Ursächlich sind in ungefähr der Hälfte der Fälle Verkehrsunfälle mit dem PKW, es folgen Motorradunfälle (25 %) und Unfälle mit dem Fahrrad, als Fußgänger und Sportunfälle. Hierbei stellen Frakturen der Skapula einen sicheren Indikator für ein stattgehabtes Hochrasanztrauma dar, das weitere Verletzungen wahrscheinlich macht. Schon Ambroise Paré stellte 1579 fest, dass „Verletzungsmuster, die den Skapulahals betrafen, fast immer tödlich verlaufen“. In 90 % der Skapulafrakturen liegen relevante Begleitverletzungen vor, hiervon betreffen 80 % den Thorax, 50 % die gleichseitige Extremität, in 48 % Kopfverletzungen und in 26 % Verletzungen der Wirbelsäule.

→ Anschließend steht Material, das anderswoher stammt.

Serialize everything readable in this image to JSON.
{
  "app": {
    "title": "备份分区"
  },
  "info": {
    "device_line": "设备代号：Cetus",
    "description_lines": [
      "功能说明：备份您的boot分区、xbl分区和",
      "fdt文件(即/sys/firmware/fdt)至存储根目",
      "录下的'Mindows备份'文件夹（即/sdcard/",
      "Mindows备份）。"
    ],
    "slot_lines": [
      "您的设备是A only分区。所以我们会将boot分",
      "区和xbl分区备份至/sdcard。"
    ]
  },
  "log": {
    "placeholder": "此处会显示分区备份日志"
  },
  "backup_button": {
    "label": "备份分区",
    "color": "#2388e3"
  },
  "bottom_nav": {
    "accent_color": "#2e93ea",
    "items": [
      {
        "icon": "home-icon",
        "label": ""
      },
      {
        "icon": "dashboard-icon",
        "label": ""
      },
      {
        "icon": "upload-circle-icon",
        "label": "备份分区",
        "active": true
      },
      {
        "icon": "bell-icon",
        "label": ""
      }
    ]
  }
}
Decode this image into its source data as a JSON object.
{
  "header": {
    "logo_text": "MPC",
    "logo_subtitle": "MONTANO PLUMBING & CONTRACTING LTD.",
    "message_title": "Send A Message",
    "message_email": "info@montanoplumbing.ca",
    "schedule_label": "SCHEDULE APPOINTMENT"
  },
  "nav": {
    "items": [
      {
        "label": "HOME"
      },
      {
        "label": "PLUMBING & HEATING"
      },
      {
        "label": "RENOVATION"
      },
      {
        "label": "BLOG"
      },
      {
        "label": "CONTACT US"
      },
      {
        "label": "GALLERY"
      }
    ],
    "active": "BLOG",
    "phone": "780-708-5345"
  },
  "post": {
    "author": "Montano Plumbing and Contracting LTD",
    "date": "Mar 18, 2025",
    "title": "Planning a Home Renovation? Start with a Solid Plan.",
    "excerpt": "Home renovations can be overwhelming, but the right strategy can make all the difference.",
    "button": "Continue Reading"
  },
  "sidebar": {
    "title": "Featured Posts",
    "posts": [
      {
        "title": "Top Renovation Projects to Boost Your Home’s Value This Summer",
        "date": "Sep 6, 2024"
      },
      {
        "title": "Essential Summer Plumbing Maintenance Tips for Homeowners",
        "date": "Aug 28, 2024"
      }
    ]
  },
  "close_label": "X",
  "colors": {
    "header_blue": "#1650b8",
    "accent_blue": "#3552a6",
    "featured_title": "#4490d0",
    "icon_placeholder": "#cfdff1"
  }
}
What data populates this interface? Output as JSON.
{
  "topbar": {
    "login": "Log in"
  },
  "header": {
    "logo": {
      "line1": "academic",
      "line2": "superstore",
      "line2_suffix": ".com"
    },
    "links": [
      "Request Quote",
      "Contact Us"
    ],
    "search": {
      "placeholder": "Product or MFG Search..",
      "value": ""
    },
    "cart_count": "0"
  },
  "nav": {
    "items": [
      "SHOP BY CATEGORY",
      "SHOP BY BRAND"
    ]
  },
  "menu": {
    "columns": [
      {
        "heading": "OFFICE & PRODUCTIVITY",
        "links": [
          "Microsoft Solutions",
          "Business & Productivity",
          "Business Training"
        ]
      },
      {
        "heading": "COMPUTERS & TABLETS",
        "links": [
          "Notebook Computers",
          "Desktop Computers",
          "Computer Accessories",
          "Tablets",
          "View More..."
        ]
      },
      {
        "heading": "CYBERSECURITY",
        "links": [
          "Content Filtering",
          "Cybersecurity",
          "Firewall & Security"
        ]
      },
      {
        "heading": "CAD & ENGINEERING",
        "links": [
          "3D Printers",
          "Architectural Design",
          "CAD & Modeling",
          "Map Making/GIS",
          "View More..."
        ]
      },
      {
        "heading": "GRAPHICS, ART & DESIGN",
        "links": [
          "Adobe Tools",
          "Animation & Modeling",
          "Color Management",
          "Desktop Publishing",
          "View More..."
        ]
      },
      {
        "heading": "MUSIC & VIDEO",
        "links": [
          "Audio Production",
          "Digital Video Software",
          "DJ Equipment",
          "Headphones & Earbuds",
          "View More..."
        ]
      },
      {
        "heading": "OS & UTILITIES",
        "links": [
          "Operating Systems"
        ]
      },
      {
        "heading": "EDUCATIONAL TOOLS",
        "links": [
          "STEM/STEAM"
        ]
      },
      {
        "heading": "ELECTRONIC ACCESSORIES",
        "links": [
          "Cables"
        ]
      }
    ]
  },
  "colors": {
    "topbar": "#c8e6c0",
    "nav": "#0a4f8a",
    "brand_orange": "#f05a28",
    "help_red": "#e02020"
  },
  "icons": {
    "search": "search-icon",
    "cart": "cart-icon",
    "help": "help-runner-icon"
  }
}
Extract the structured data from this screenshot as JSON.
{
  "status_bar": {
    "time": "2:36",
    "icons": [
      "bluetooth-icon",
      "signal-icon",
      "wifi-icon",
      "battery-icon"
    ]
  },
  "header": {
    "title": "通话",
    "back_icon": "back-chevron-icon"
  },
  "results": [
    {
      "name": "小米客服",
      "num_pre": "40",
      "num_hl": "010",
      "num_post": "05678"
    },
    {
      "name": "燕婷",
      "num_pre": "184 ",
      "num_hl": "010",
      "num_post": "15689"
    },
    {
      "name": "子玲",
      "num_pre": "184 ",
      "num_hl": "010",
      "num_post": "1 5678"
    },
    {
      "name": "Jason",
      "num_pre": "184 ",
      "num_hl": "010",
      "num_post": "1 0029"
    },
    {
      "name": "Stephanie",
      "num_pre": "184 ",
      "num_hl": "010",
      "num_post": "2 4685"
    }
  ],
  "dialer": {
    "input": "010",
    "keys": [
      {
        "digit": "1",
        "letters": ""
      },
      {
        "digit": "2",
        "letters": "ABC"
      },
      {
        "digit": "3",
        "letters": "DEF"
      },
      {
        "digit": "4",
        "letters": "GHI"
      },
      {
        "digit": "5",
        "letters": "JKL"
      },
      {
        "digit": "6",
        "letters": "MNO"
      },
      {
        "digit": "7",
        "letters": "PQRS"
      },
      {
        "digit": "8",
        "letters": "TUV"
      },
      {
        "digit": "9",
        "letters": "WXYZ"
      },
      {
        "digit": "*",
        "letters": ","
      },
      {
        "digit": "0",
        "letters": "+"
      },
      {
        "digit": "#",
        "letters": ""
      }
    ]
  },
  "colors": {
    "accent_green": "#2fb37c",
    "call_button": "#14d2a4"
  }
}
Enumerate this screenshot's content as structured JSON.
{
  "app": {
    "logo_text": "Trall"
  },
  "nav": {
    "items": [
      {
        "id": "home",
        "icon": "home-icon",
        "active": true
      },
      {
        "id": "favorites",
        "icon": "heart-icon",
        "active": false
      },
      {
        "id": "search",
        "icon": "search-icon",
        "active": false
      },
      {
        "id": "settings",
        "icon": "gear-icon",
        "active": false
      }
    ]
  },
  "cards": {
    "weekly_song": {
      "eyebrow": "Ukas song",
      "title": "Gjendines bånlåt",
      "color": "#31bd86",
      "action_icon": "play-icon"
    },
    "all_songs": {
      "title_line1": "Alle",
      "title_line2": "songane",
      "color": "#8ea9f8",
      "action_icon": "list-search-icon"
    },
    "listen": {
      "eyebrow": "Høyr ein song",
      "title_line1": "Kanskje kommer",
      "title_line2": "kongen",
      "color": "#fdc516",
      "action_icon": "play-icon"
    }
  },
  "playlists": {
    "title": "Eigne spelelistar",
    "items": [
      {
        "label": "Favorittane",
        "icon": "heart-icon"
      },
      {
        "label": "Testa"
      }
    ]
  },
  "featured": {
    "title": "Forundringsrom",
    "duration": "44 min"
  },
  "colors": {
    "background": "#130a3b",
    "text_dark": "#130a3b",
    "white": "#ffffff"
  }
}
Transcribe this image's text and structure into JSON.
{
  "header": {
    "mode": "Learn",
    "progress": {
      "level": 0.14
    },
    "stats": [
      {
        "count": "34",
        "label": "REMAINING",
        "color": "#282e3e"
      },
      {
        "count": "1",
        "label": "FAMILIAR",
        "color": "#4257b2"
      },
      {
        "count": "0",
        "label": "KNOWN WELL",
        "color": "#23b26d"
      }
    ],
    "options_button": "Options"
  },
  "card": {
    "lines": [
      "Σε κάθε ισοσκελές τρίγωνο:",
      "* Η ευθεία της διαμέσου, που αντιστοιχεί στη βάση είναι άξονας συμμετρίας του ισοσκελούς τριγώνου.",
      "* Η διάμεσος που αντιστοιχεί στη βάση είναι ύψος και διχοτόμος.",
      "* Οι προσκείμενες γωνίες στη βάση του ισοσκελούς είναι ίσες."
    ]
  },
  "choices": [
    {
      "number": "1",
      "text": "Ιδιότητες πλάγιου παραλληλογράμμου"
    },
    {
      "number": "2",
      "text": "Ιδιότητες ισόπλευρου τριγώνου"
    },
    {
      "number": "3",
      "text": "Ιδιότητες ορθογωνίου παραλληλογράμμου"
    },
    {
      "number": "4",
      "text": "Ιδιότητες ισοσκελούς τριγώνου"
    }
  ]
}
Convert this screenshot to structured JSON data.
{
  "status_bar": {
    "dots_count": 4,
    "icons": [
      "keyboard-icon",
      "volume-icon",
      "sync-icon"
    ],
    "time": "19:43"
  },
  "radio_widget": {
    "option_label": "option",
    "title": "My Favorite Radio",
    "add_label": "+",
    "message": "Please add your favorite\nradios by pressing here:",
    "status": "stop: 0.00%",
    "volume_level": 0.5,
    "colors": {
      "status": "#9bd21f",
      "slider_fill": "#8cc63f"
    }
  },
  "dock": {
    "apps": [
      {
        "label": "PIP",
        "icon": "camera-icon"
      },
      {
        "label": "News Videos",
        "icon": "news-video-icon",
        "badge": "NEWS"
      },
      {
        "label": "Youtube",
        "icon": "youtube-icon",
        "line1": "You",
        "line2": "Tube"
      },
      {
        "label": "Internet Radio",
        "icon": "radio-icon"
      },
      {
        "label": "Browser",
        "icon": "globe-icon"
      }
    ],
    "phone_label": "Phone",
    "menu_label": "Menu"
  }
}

Im eigenen Patientengut wiesen 40 % der Patienten mit Schulterblattfrakturen eine Polytraumatisierung (ISS > 16) auf, eine Monoverletzung lag nur bei 10–15 % der Verletzten vor. Dies erklärt, warum die lebensbedrohlichen Hauptverletzungen meist im Vordergrund der Behandlung stehen und die begleitende Skapulafraktur häufig übersehen oder therapeutisch vernachlässigt wird [1], [2].

Skapulafrakturen sind immer ein Indikator für eine massive Gewalteinwirkung auf den Körper und in 90 % mit oft schweren Begleitverletzungen verbunden.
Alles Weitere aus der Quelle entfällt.